Department of Digestive Surgery, Catholic University, Rome, Italy.
Pancreas-preserving total gastrectomy for gastric cancer has been proposed to remove lymph nodes along the upper border of the pancreas without performing a distal pancreatic resection. However, the original technique includes the ligation of the splenic artery at its origin and thus carries the risk of pancreatic necrosis.
A technique of pancreas-preserving total gastrectomy that includes ligation of the splenic artery approximately 5 cm distally from the root may reduce the risk of postoperative pancreatic necrosis.
Both primary and referral hospital care.
Hospital records of 228 consecutive patients who, according to a personal technique, underwent D3 pancreas-preserving total gastrectomy for gastric cancer from 1981 to 1997 were reviewed.
MAIN OUTCOME MEASURES:
Surgical complications, postoperative deaths, and survival.
Hospital morbidity and mortality were 33.3% and 3.9%, respectively. No patients experienced pancreatic necrosis.
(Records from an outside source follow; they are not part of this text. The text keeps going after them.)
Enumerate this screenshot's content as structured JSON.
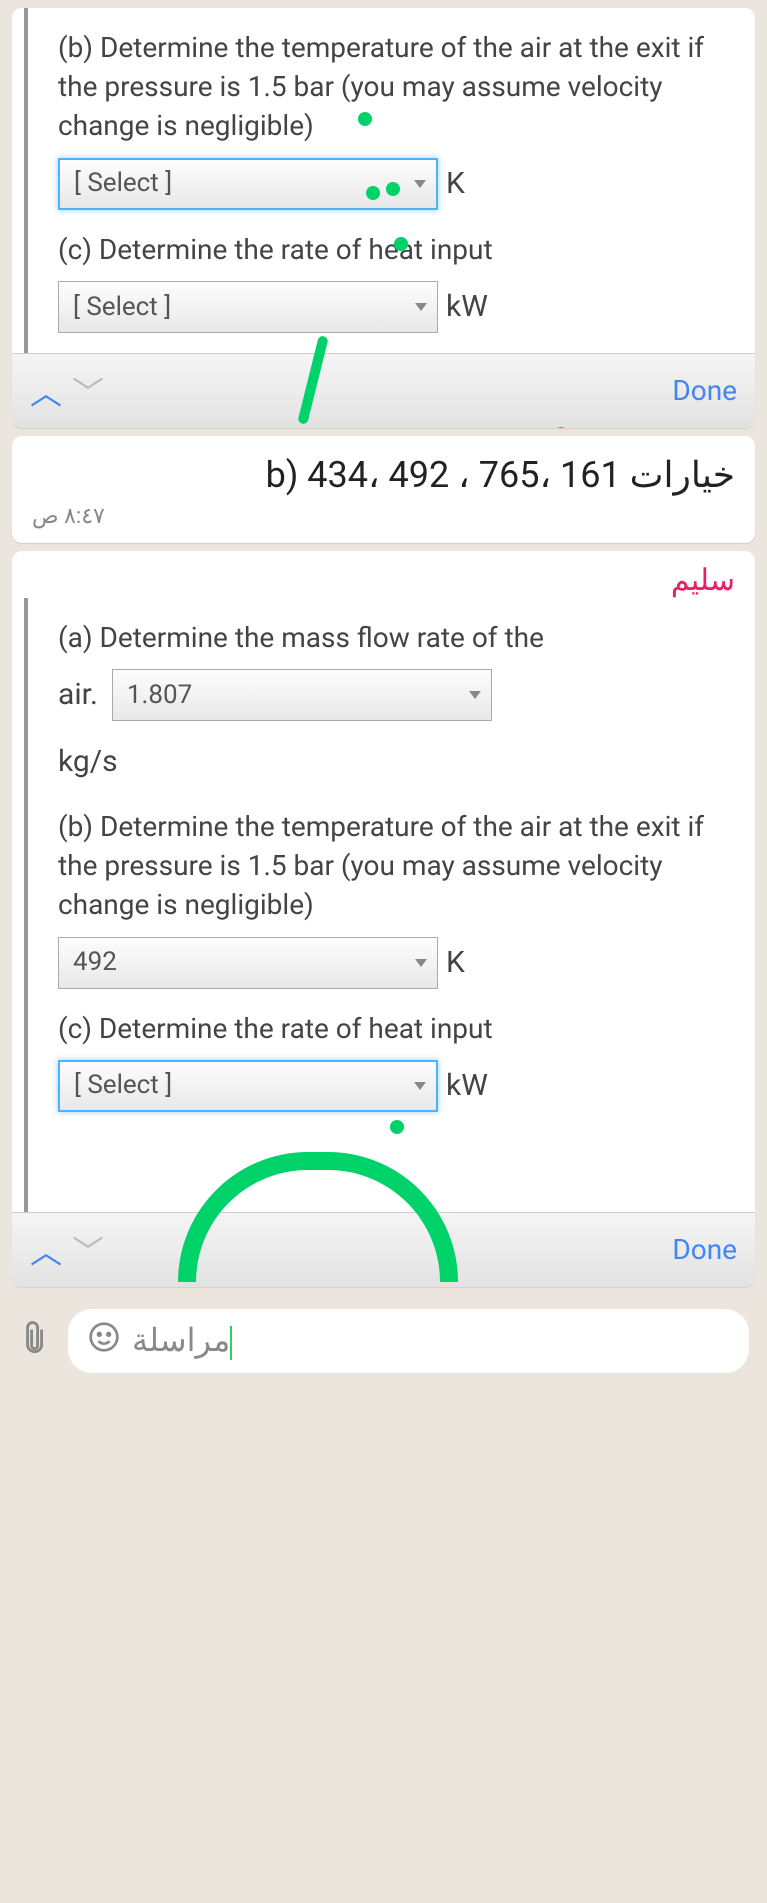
{
  "msg1": {
    "question_b": "(b) Determine the temperature of the air at the exit if the pressure is 1.5 bar (you may assume velocity change is negligible)",
    "select_b_value": "[ Select ]",
    "unit_b": "K",
    "question_c": "(c) Determine the rate of heat input",
    "select_c_value": "[ Select ]",
    "unit_c": "kW",
    "done_label": "Done"
  },
  "msg2": {
    "text_rtl": "خيارات 161 ،765 ، 492 ،434 (b",
    "timestamp": "٨:٤٧ ص"
  },
  "msg3": {
    "sender": "سليم",
    "question_a": "(a) Determine the mass flow rate of the",
    "air_label": "air.",
    "select_a_value": "1.807",
    "unit_a": "kg/s",
    "question_b": "(b) Determine the temperature of the air at the exit if the pressure is 1.5 bar (you may assume velocity change is negligible)",
    "select_b_value": "492",
    "unit_b": "K",
    "question_c": "(c) Determine the rate of heat input",
    "select_c_value": "[ Select ]",
    "unit_c": "kW",
    "done_label": "Done"
  },
  "input": {
    "placeholder": "مراسلة"
  }
}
The 5-year survival rate after curative resection was 53.6%: 96.9% for stage IA, 76.3% for stage IB, 63.0% for stage II, 35.6% for stage IIIA, 27.0% for stage IIIB, and 20.3% for stage IV (N3-positive patients) disease.
Results of the present study show the efficacy of this method of radical resection for gastric cancer as demonstrated by the low incidence of postoperative complications and high survival rates.